Q. Where does this hall of fame induction rank among your hockey accomplishments?
A. It’s right up there—probably one of my Top 3 moments. I sure feel very honored and blessed about this.
Q. What were your most memorable hockey accomplishments (before the Hall of Fame induction)?
A. Winning the Calder Cup. And then when I retired (in 1999) the following year they retired my jersey number 16 in Hershey. I was the last guy to ever wear 16 in Hershey.
Q. Did you ever think your height would prevent you from playing pro hockey?
A. No I didn’t. It didn’t matter to me. Because of my size I didn’t look at any player and say he’s bigger than me because they were all bigger than me.
Q. How were you able to compensate for your lack of height?
A. With my work ethic and my competitiveness. In my induction speech I used three words: competitiveness, pride and fear. I had respect for all my opponents but I didn’t fear anybody. My fear was letting my teammates down, or letting my coaches down or letting the people in the stands down. And I wasn’t about to let that happen.
Q. Why did you settle down in Hershey, even after your playing days were over?
A. It is a great community. It’s a great place to raise a family. We raised our son here. He’s 25 now and still lives here. This is home for me.
Q. Any regrets about the pro career, such as not playing more games in the NHL?
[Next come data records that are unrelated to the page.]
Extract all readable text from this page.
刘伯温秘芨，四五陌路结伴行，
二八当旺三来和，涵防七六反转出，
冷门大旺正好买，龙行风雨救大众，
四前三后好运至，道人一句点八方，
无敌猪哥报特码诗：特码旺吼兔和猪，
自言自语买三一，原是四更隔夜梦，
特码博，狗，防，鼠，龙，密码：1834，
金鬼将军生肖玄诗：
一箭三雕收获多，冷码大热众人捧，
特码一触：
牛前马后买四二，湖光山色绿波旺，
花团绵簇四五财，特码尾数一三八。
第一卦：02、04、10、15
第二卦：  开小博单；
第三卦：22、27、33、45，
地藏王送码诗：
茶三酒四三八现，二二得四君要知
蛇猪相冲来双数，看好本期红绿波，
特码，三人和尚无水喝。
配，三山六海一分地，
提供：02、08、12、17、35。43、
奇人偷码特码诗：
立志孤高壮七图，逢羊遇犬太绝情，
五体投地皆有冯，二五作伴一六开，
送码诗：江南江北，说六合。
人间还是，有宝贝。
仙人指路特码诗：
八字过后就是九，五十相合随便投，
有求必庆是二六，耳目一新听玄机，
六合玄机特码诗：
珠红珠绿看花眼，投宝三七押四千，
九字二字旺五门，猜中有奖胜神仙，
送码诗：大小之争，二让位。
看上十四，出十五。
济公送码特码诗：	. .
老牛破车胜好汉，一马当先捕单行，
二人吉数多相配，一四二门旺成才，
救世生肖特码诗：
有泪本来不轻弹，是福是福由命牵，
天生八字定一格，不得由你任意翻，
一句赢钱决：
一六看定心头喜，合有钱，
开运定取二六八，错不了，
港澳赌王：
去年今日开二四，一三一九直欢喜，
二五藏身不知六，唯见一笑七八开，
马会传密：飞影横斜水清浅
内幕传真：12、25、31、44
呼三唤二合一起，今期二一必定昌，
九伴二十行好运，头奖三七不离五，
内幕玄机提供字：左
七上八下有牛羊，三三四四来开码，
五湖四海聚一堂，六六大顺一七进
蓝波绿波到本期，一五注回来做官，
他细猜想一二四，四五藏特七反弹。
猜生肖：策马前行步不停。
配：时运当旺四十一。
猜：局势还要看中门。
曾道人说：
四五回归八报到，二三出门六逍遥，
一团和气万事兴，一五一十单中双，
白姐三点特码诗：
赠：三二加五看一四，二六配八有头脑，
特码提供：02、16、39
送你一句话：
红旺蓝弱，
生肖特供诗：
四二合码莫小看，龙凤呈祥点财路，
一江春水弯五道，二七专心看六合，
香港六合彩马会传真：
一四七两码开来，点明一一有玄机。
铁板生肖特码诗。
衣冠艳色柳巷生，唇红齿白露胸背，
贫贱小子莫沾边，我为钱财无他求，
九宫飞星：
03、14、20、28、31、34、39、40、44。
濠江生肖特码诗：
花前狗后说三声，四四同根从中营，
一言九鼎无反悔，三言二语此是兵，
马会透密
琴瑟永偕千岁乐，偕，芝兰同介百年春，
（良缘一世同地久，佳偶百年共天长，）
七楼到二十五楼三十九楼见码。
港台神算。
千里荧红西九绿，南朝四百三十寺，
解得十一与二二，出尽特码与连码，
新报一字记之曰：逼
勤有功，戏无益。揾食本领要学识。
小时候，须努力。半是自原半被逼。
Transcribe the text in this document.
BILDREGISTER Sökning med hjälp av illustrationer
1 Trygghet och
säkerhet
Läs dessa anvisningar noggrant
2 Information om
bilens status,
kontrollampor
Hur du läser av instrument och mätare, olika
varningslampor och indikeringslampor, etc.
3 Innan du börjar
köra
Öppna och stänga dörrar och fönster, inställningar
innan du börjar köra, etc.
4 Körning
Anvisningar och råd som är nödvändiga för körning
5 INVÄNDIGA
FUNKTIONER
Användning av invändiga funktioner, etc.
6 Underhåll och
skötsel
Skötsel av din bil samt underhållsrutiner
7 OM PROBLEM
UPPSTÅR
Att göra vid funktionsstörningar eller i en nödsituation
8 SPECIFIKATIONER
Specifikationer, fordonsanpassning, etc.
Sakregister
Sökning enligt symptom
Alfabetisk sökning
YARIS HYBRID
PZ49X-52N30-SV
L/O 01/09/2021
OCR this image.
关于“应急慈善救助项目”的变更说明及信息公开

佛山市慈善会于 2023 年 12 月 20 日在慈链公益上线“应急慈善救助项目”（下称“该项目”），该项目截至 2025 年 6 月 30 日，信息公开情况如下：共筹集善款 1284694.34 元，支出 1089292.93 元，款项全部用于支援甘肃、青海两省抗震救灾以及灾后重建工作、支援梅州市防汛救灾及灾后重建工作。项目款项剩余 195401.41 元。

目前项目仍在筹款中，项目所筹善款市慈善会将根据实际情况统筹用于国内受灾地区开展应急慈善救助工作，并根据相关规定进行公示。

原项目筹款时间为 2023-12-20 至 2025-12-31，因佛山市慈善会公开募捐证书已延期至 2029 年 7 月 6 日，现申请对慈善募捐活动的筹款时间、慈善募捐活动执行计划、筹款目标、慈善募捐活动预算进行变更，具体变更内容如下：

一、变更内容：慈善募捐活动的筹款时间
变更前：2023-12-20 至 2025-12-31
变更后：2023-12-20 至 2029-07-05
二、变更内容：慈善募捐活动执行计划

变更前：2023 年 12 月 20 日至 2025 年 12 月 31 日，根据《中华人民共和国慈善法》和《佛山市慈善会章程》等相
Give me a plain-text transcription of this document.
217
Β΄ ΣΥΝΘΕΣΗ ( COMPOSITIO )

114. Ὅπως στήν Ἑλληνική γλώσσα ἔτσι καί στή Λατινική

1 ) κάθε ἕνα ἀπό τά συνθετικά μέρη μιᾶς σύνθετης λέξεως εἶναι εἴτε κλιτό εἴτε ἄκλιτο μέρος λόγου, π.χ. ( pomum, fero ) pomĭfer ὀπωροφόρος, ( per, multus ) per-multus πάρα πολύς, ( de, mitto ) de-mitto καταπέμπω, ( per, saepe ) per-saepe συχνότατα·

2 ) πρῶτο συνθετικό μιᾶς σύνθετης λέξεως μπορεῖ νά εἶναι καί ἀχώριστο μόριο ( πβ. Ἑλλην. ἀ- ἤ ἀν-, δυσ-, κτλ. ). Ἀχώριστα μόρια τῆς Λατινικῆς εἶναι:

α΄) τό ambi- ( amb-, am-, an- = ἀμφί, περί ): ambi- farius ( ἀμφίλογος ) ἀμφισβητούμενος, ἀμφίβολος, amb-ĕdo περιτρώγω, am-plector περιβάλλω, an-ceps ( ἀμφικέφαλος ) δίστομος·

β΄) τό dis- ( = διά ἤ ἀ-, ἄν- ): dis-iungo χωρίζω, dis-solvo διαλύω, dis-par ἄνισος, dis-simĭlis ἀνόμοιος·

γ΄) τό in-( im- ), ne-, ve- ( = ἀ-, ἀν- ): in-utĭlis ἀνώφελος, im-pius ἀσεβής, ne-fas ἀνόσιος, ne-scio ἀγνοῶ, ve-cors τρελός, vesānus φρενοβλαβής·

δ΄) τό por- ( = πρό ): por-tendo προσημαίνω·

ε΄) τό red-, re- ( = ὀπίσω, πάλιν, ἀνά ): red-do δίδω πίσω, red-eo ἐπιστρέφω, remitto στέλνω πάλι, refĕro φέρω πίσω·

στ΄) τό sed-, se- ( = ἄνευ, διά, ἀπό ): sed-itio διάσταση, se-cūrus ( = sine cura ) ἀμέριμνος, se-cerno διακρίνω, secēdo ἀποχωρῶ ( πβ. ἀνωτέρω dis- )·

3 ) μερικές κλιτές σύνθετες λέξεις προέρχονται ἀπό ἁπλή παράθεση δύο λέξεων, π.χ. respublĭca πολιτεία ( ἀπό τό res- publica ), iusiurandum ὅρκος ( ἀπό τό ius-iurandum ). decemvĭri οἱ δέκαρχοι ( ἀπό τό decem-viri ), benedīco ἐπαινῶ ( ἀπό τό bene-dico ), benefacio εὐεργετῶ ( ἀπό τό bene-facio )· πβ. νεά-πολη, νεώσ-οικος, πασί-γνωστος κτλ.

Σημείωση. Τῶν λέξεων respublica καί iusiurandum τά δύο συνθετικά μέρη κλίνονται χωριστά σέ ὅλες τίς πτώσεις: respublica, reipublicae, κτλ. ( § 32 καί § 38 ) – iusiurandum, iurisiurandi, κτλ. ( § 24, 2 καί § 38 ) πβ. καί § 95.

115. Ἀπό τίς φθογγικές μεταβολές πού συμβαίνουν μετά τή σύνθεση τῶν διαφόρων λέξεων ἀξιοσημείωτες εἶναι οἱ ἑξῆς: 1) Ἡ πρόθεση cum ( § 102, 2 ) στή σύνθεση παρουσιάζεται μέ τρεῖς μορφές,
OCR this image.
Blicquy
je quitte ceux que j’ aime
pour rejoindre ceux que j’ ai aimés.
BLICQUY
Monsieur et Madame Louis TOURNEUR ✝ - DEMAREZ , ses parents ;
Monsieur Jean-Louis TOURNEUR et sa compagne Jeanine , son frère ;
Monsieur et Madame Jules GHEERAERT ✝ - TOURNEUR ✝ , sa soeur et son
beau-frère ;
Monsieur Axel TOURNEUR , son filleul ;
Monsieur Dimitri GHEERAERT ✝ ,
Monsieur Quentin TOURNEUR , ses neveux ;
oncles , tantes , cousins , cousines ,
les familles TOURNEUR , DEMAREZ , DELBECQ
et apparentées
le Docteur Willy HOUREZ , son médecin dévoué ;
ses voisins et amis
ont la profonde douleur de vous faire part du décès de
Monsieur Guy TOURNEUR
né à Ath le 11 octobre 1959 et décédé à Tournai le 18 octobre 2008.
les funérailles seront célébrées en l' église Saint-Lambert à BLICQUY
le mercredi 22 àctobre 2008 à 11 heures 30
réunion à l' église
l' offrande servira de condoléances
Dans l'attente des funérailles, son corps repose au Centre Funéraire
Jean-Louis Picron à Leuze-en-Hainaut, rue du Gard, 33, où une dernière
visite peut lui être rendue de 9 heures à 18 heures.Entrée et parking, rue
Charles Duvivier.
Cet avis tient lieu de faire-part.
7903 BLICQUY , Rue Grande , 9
A. I have no regrets at all. I wouldn’t change a thing. Maybe it would have been nice to play more in the NHL. But if I did that then maybe I wouldn’t have been honored to be selected as an American Hockey League Hall of Famer.
Q. Is there any particular AHL game you remember the most?
A. The AHL game I remember the most was in Fredericton on May 12, 1988. We won the Calder Cup that night. It was Game 4 of that series. We went 12-0 in the playoffs that year. I had a goal and an assist in the final game.
Q. Why didn’t you stay involved in the game – via coaching or scouting – after your playing days were over?
A. I did stay in the game. After I retired I was the director of hockey operations for the United Hockey League for four seasons. I was working out of my house. But after four years it got old. You never win any fights on the phone. And I was questioning my integrity on how certain team owners were acting. Also, my wife had followed me around for 17 years. She went back to school and got her degree in teaching. I didn’t want to get into coaching and possibly have to keep moving around. To take that away from her would have been hard.
Q. How many AHL or NHL games do you get to a season now?
A. I get to a couple of Penguins games and a couple of Flyers games every year. And I probably go to about 20 Bears’ games every season.
Q. What are you going to remember most about your career?
A. I’ve got so many great memories. Memories of the guys I played with and guys I played against. One thing they can’t take away from me is my memories and my Calder Cup ring.
Q. How do you want to be remembered?
A. I want to be remembered for my feistiness, the way I scored and my passion for the game.
Q. Do you still play the game and how often?
A. I still play once a week, on Thursday nights at an outdoor rink here in Hershey. And I probably play about 20 games a year for charities and for the Flyers’ alumni. I have fun. I still enjoy it.